The people of God were not intended to look like people of the world, but all too often we are far more like the world than God. This drives people away. Again, I say (better yet, God says) everyone is welcome in the church. You don't have to get your act together or get this whole "God thing."

When Christ said, "Come as you are," He meant it!

I have been a Christian for a long time and I still don't get this "God thing." I still struggle and fall. I still question and doubt. God didn't call me to get it all together. He just calls me to come!

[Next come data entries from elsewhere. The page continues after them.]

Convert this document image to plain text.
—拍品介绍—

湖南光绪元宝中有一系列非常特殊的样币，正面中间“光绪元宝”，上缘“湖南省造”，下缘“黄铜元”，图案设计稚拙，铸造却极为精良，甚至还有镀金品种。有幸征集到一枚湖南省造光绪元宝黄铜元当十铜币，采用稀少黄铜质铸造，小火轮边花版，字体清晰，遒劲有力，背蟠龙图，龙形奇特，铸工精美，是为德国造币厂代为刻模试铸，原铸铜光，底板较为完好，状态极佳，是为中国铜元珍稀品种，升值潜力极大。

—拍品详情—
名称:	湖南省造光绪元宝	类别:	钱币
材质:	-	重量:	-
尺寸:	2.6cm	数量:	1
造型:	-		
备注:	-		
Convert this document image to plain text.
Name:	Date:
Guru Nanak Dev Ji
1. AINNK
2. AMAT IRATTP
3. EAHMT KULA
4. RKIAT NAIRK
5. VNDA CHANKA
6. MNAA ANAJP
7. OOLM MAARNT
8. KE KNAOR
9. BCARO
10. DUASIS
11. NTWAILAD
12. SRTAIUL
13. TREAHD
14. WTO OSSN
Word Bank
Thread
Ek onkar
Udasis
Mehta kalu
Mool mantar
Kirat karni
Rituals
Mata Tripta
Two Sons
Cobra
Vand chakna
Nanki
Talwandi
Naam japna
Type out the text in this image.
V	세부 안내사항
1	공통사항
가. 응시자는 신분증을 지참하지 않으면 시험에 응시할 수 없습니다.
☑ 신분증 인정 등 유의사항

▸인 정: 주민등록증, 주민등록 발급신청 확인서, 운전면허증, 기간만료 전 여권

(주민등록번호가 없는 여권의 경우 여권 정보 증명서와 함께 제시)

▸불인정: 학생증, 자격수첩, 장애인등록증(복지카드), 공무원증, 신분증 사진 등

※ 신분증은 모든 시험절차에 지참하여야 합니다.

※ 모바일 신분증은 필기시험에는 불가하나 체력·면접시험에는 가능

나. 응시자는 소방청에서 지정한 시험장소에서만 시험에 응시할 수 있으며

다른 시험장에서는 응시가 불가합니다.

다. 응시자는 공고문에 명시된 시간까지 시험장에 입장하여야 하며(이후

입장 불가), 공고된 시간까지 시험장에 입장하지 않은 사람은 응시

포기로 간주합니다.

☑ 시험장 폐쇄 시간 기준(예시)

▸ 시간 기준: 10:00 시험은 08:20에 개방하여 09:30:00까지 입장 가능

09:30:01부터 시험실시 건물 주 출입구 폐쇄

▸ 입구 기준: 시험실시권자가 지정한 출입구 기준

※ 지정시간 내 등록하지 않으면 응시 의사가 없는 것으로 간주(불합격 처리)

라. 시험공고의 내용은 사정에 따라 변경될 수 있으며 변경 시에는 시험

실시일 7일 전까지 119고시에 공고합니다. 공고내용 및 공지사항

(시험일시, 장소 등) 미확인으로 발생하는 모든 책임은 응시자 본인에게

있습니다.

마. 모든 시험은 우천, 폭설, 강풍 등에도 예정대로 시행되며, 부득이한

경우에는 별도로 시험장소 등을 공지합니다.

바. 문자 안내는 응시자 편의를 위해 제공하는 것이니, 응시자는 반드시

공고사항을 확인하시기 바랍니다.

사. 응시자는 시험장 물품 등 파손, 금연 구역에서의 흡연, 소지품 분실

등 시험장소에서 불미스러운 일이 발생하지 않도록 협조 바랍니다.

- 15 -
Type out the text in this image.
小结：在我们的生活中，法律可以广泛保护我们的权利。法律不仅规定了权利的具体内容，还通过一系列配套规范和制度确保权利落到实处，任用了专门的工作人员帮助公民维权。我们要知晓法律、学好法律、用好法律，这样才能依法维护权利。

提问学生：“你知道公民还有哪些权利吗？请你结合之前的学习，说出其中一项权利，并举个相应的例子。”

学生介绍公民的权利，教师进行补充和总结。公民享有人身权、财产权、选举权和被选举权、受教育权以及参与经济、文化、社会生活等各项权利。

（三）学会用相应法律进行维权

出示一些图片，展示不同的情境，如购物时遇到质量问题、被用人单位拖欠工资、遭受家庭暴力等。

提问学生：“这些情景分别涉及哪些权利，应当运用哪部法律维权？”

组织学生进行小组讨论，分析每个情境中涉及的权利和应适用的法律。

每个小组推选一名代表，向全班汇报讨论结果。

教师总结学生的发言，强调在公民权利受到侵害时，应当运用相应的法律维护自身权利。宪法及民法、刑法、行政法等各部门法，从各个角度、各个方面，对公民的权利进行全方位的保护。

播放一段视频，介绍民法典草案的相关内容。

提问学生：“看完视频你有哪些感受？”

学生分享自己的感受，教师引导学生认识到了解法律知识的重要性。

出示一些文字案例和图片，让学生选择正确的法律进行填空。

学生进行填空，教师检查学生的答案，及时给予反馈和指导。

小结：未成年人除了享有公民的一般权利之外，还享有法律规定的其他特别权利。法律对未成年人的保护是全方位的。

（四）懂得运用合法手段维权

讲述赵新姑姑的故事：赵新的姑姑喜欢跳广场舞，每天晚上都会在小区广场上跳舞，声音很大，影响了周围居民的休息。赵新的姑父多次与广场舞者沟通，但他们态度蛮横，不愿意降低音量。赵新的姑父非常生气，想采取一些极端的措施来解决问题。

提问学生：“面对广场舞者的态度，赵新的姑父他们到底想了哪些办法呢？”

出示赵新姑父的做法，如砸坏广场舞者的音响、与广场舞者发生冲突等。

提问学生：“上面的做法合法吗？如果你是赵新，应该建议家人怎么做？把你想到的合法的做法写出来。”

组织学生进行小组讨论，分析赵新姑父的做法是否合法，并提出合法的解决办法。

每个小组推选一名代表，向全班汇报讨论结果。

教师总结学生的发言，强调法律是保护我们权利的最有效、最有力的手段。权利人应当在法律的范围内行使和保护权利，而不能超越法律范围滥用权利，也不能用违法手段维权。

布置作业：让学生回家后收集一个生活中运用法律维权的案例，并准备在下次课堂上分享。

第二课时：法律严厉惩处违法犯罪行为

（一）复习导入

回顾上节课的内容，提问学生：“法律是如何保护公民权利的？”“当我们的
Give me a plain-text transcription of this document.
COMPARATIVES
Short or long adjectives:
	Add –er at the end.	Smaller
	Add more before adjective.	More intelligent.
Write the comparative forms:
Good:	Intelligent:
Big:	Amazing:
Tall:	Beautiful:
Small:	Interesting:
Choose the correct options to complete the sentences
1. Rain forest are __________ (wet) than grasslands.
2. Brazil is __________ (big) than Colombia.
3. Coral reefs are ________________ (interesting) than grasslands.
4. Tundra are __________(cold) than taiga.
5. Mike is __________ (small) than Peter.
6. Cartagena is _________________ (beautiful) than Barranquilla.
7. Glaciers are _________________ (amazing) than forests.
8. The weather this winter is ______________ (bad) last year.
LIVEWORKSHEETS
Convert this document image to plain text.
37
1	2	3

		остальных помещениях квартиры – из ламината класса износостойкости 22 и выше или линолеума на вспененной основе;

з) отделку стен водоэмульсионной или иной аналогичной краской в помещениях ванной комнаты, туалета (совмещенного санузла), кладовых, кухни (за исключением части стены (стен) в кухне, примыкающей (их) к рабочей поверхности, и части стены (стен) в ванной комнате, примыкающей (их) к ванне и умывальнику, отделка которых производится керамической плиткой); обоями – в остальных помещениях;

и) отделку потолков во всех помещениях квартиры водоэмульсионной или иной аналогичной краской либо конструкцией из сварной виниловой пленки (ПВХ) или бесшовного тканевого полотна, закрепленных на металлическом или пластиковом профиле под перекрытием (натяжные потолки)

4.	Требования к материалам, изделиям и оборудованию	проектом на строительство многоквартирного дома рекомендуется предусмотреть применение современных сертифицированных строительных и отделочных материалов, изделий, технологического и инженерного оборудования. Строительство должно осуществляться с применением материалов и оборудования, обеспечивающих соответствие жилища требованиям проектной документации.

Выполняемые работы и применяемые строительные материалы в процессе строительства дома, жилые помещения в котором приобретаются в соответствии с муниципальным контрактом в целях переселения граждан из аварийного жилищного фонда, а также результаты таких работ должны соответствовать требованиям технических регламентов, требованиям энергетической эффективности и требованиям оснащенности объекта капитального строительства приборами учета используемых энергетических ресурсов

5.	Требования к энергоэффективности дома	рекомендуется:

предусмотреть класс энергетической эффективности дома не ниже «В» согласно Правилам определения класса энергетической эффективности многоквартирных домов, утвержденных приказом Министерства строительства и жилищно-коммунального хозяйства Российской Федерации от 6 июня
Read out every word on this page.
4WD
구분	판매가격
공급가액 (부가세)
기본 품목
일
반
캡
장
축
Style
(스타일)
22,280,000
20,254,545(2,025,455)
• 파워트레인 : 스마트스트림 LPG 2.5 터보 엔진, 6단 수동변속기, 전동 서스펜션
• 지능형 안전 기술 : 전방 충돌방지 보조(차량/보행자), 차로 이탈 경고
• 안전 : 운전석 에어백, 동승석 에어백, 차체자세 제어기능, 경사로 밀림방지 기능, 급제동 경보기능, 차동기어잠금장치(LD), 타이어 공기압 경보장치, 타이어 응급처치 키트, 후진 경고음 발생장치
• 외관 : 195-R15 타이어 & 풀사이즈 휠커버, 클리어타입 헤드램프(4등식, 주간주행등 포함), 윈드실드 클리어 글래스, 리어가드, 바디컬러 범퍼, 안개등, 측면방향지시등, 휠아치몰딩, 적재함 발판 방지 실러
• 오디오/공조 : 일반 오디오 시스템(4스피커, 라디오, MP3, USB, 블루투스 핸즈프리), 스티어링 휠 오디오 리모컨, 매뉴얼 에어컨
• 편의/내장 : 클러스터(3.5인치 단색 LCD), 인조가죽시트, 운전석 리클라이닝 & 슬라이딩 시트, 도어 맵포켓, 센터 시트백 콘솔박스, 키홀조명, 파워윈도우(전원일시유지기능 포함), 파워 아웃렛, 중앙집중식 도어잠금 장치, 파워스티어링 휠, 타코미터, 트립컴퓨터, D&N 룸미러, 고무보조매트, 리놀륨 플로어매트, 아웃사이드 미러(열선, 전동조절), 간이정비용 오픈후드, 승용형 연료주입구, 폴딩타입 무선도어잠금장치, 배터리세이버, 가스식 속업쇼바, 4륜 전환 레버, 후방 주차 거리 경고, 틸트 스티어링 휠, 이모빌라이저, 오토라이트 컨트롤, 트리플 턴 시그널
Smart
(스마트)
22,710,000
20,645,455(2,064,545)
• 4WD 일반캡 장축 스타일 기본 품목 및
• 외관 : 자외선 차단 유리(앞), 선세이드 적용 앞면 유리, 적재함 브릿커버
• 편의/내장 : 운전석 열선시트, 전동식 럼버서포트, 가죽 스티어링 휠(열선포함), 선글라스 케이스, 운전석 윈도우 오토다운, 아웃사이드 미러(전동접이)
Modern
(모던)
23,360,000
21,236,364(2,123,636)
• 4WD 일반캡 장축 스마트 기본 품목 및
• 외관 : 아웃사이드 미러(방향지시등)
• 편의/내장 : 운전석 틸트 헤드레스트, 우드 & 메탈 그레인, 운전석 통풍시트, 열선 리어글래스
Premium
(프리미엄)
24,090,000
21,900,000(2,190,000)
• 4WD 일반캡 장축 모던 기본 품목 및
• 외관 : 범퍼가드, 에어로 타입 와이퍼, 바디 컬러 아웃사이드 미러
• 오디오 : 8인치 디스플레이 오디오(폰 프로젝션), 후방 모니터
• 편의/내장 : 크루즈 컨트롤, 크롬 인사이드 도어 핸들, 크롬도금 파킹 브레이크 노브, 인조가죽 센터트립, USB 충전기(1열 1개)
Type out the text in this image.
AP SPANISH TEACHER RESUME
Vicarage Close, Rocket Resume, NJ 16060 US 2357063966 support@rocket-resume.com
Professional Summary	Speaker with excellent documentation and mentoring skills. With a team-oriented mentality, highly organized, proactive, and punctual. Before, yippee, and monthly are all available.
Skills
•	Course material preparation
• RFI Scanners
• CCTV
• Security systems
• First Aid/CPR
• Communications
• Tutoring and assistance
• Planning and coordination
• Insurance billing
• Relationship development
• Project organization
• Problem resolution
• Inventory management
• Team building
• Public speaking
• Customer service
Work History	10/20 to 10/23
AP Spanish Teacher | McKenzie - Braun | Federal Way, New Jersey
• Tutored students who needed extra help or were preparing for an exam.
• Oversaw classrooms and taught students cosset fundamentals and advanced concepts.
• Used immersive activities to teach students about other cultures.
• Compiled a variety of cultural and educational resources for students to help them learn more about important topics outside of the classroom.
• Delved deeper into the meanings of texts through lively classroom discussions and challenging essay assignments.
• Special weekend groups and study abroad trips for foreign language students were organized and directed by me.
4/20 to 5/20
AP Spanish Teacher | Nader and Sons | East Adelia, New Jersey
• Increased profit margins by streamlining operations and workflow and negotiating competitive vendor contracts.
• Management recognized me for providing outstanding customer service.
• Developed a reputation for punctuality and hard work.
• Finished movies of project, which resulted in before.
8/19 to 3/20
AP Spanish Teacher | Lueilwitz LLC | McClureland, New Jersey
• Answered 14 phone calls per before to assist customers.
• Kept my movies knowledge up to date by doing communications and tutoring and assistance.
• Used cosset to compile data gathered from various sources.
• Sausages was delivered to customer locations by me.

Will you choose to come to God today, with all your doubts and questions? With all your heartache, laughter, and brokenness? I promise that God will never turn you away and the church shouldn't either.
 
To those who are in the church: Will you choose to be kind, loving, and accepting? Will you choose to love on the broken and understanding of those struggling (after all, we all struggle!)? If we do not care for our own, we have no business trying to reach the world.
 
 
 


Monday, February 1, 2016

There Is No Place I Would Rather Be

This past week has been quite a whirlwind of emotions and decisions. Things were said that maybe shouldn't have been said. Apologies were given that had to be given. More tears have been cried than I care to talk about, much less write about. I went from frustration to anger to sadness and then all the way back through a couple of times. Still, as I sit here, I find I am at peace.
 
Peace is an interesting word associated with a nation not at war or a calmness found at the beach. It tends to give a connotation that a lack of chaos exists in that moment. However, I would say that peace is not based on circumstances or people, but on where your identity is found. It isn't based so much on how you feel as who you are.
 
Let me explain. This past week, I have felt like crud (how's that for bluntness?). All I have wanted to do is cry and, at times, throw something (whether at someone or just myself depended on the moment). I threw myself into school and serving others, as I generally tend to do when I want to forget my circumstances. I wrote 50 postcards and did two weeks of school in less than one. That didn't bring me peace though. Nothing you do can really makes you forget what breaks your heart. At the end of the day, we all have to face our fears, heartaches, and demons.
 
In the silent of the night, the tears fell and with them, I poured out my prayers. I went back to the one thing that I knew to be true no matter how much my world was shaking. I went back to God. I cried and I yelled at Him. I asked questions and I begged for answers. Then, when I was all spent, I listened.
 
In the calm, I was reminded of who I am.
 
I am a Child of God.
 
Though my mind may doubt itself and I may be struggling, I know who I am. I am held by the King of all creation. My Father. My first and deepest love.
 
 My God died on a cross for me. He gave me life and breathe. He loves me unconditionally (which alone would be enough!). He gives me a living hope. He holds my tears and hears my prayers. He answers my pleas and replaces my mourning with joy.
 
He is my Savior and my God. In Him, I find who I am and that is why I have peace.
 
I heard a Christian song lyric yesterday by Will Regan that says, "There is no place I'd rather be than here in Your love."
 
This lyric rings so true. God's love is all-consuming. His hope is all powerful. His peace is enough.
 
There is no place I would rather be.